À quelque 30 années d’intervalle, Philomé décrit la même scène que son confrère Jean-Claude Charles dans son livre posthume Basket (Mémoire d’encrier, 2018, 336 pages). Certaines scènes ressemblent à de la fiction, tant qu’elles sont invraisemblables, alors que c’est de la pure réalité. Ce qui faisait dire au romancier haïtien, Émile Olivier, dans un grand éclat de rire, que la fiction et la réalité se confondent allègrement dans son pays.  « En tant qu’écrivain, s’exclamera Olivier, j’ai l’impression que l’on pourrait simplement, dans un pays comme Haïti, se promener, ouvrir l’œil, enregistrer des images de la réalité, les retranscrire, et écrire, si cela se faisait avec une telle facilité, nos romans, tant la réalité boursouflée, démesurée est dense d’histoires uniques et de perceptions excentriques. »

 

Un roman réaliste sur fond de dénonciation de nos misères sociales. Un mélange réussi de réalité et de fiction. La fiction a ceci de particulier qu’elle permet d’asséner des vérités plus facilement.

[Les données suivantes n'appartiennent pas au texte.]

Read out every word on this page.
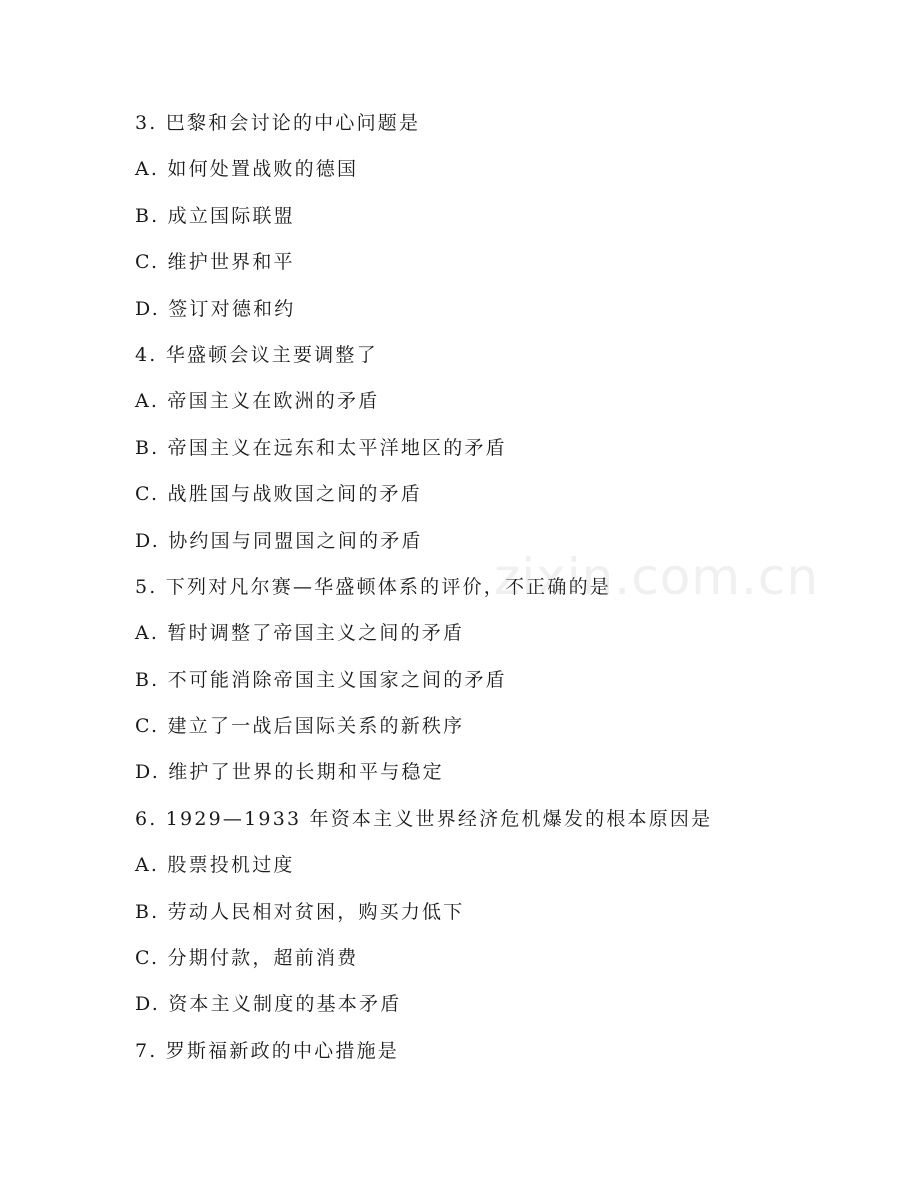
3. 巴黎和会讨论的中心问题是
A. 如何处置战败的德国
B. 成立国际联盟
C. 维护世界和平
D. 签订对德和约
4. 华盛顿会议主要调整了
A. 帝国主义在欧洲的矛盾
B. 帝国主义在远东和太平洋地区的矛盾
C. 战胜国与战败国之间的矛盾
D. 协约国与同盟国之间的矛盾
5. 下列对凡尔赛—华盛顿体系的评价，不正确的是
A. 暂时调整了帝国主义之间的矛盾
B. 不可能消除帝国主义国家之间的矛盾
C. 建立了一战后国际关系的新秩序
D. 维护了世界的长期和平与稳定
6. 1929—1933 年资本主义世界经济危机爆发的根本原因是
A. 股票投机过度
B. 劳动人民相对贫困，购买力低下
C. 分期付款，超前消费
D. 资本主义制度的基本矛盾
7. 罗斯福新政的中心措施是
zixin.com.cn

Certaines scènes du roman de notre compatriote échappent à l’eschatologie de la pure fiction, pour prendre place dans un décor social lorsqu’il décrit par le menu, ce qui était le lot quotidien des Haïtiens sous la dictature héréditaire. Les souvenirs dans les récits romanesques ont ceci de particulier qu’ils immortalisent le passé, le présent, et l’avenir dans une seule description ce qui est quasiment impossible de réaliser avec un essai.

 

Ce premier roman prend d’emblée place dans la grande histoire de la littérature haïtienne, qui puise ses sujets dans un imaginaire baigné de réalisme. Un cocktail exquis qui permet aux lettres haïtiennes de porter une petite touche d’authenticité à la littérature mondiale.

 

Les critiques parlent déjà de réussite pour ce travail littéraire avec des personnages bien ficelés et une verve poétique qui ne peut que séduire. L’intérêt de cet ouvrage réside aussi dans une critique implacable de nos dictatures qui ne font qu’enfoncer le pays dans l’ornière du sous-développement. Parfois c’est avec une vaine de polémiste que l’auteur tourne en ridicule ceux qui empoisonnent notre vie sous le beau ciel de son pays.